U.S. Department of State 2001 Trafficking in Persons Report - Angola
|Publisher||United States Department of State|
|Author||Office to Monitor and Combat Trafficking in Persons|
|Publication Date||12 July 2001|
|Cite as||United States Department of State, U.S. Department of State 2001 Trafficking in Persons Report - Angola, 12 July 2001, available at: http://www.refworld.org/docid/4680d767c.html [accessed 25 May 2013]|
|Disclaimer||This is not a UNHCR publication. UNHCR is not responsible for, nor does it necessarily endorse, its content. Any views expressed are solely those of the author or publisher and do not necessarily reflect those of UNHCR, the United Nations or its Member States.|
Angola (Tier 2)
Angola is a country of origin for trafficked persons. The National Union for the Total Independence of Angola (UNITA) rebel forces are alleged to abduct children, who are used for forced labor and in military service, and women, who are used for forced labor, including as sex slaves.
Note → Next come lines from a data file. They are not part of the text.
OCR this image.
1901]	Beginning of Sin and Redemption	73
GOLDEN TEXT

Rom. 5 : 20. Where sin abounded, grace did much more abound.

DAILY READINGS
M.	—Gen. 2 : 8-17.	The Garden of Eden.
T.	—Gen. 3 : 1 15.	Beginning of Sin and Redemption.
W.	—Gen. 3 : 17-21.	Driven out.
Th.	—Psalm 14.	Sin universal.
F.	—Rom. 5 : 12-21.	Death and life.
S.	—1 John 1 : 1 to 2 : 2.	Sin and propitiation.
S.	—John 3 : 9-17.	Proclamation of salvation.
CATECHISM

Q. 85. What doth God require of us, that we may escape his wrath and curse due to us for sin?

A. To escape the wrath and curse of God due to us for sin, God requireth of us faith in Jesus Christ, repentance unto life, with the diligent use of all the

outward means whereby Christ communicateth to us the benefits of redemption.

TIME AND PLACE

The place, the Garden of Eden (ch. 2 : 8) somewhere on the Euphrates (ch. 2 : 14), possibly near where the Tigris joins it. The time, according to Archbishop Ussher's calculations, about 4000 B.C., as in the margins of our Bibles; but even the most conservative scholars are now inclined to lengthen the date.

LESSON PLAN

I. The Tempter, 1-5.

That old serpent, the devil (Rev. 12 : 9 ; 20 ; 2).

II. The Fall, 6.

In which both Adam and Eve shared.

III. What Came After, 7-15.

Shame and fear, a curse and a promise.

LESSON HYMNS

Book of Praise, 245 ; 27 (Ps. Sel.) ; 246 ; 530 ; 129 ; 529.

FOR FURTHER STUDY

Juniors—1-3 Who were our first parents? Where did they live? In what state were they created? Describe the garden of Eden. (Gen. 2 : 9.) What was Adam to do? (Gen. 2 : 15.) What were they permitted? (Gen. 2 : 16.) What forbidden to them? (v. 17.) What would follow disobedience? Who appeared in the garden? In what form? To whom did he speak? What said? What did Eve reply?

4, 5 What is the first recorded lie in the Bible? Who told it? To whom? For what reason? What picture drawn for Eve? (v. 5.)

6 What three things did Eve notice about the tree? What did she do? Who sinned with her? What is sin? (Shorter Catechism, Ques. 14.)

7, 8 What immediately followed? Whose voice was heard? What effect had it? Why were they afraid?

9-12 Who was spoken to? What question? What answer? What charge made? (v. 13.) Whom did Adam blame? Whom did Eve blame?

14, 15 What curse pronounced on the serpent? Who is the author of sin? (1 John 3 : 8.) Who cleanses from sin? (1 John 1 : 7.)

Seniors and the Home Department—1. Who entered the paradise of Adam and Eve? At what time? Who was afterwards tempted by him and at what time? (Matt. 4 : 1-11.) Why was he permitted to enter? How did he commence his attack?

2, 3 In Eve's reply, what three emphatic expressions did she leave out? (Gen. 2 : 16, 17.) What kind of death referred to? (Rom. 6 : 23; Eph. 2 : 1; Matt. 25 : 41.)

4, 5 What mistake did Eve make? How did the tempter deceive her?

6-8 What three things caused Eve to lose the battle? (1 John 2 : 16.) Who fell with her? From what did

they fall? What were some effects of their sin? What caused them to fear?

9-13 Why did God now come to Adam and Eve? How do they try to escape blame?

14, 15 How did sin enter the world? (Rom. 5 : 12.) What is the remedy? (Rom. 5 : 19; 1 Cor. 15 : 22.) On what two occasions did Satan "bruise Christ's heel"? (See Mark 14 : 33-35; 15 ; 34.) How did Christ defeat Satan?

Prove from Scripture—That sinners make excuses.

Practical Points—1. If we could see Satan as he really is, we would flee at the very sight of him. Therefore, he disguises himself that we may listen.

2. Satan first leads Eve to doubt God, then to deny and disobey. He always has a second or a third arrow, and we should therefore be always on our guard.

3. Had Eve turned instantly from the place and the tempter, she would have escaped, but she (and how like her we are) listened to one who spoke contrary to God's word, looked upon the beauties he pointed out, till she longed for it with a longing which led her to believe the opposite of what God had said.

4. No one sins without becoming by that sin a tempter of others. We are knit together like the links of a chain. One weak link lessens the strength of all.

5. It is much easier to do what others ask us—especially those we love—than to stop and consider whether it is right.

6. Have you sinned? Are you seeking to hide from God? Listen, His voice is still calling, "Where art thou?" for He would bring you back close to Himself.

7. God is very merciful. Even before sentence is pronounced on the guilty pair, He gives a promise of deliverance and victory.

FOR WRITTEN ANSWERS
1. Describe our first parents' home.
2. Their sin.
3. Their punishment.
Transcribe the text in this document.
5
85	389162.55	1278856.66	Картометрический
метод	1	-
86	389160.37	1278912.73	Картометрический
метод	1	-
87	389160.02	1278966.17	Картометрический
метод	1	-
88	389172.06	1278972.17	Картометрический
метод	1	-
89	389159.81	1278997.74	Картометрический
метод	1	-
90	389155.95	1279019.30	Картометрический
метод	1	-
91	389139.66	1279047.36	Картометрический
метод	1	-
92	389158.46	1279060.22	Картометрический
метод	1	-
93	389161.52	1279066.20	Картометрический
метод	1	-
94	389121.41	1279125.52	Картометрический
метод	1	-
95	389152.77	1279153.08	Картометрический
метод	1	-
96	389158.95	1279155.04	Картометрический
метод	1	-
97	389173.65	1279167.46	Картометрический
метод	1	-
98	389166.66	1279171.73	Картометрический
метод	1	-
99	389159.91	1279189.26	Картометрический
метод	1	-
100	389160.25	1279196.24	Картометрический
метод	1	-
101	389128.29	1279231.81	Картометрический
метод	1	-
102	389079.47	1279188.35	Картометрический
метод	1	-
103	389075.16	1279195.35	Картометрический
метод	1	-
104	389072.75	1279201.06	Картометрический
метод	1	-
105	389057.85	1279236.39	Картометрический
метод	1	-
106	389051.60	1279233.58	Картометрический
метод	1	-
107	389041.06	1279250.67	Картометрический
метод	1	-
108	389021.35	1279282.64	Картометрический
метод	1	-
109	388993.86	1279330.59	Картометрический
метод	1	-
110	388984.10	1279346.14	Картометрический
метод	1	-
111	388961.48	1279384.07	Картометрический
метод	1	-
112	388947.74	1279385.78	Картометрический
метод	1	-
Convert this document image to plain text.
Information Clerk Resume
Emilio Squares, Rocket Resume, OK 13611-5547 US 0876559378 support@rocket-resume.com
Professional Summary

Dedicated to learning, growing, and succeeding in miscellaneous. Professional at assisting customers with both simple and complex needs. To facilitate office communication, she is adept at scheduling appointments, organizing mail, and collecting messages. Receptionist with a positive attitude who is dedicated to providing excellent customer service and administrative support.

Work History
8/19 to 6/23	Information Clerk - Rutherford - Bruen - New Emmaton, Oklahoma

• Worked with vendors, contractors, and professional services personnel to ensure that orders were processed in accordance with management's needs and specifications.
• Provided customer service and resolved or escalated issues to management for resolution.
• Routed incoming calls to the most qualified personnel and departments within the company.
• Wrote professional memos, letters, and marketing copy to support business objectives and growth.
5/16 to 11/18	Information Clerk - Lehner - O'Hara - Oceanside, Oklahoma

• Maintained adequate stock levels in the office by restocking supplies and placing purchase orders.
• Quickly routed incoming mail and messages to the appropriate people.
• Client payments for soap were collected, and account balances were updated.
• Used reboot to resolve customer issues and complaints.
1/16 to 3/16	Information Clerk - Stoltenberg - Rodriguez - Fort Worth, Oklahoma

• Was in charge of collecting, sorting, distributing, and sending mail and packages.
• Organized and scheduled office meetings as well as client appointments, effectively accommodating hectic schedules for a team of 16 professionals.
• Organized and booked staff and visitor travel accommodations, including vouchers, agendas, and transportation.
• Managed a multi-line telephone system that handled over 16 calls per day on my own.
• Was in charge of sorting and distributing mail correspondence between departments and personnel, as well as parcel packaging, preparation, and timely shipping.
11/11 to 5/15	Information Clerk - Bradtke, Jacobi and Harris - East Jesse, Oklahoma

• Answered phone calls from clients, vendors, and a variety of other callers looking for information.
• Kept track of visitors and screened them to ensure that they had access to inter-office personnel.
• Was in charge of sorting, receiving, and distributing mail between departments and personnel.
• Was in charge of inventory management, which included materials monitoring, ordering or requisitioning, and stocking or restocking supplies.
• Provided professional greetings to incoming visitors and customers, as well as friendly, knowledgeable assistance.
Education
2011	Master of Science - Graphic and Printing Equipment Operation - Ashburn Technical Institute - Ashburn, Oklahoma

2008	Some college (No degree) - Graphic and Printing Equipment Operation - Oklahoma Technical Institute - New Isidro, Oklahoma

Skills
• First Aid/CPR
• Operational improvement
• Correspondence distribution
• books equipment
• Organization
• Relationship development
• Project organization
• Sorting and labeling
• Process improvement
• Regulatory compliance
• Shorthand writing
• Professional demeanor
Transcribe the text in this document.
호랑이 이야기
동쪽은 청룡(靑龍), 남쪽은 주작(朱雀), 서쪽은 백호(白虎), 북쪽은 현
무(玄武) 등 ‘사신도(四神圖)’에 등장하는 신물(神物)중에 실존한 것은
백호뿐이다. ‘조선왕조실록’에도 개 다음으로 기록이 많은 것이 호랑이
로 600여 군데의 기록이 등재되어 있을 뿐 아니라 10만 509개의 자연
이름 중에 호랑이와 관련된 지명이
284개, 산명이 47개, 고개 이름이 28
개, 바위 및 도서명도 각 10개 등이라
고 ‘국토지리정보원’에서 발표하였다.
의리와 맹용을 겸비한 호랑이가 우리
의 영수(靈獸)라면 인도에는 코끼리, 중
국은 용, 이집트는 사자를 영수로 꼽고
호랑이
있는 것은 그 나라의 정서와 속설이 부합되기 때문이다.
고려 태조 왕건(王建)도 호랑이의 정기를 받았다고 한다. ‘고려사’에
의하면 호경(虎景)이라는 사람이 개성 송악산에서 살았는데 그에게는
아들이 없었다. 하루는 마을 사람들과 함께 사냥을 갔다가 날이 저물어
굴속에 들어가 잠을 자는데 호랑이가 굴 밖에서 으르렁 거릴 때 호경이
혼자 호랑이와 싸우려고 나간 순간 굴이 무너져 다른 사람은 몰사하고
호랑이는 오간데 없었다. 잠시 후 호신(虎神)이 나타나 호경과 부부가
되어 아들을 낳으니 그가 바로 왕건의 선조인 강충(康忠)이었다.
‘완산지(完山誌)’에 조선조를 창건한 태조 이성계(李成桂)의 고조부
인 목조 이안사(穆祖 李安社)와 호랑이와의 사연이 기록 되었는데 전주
The Government of Angola does not yet fully meet the minimum standards; however, the Government is making significant efforts to combat trafficking despite limited resources and a continued military campaign against insurgents. The on-going civil war, which has displaced nearly a quarter of the population, has left the Government unable to exercise complete control over a large portion of the country, and government efforts to combat trafficking focus on aid and assistance to victims. The Ministry of Social Reinsertion (MINARS) works with UNICEF and NGO's to provide treatment and housing for freed children. For example, in March 2000, MINARS worked with several NGO's and UNICEF to trace and reunite 42 separated children with their families. The Government established a program for resettlement and reintegration of rebels who put down their arms. A military liaison in each province/military district is responsible for coordinating with NGO's, including groups that assist refugees and trafficking victims. The 1991 Constitution prohibits human bondage; however, no legislation exists to enforce this prohibition. There is neither a senior official nor intra-governmental mechanism to coordinate anti-trafficking measures, and the Government has not conducted a prevention campaign.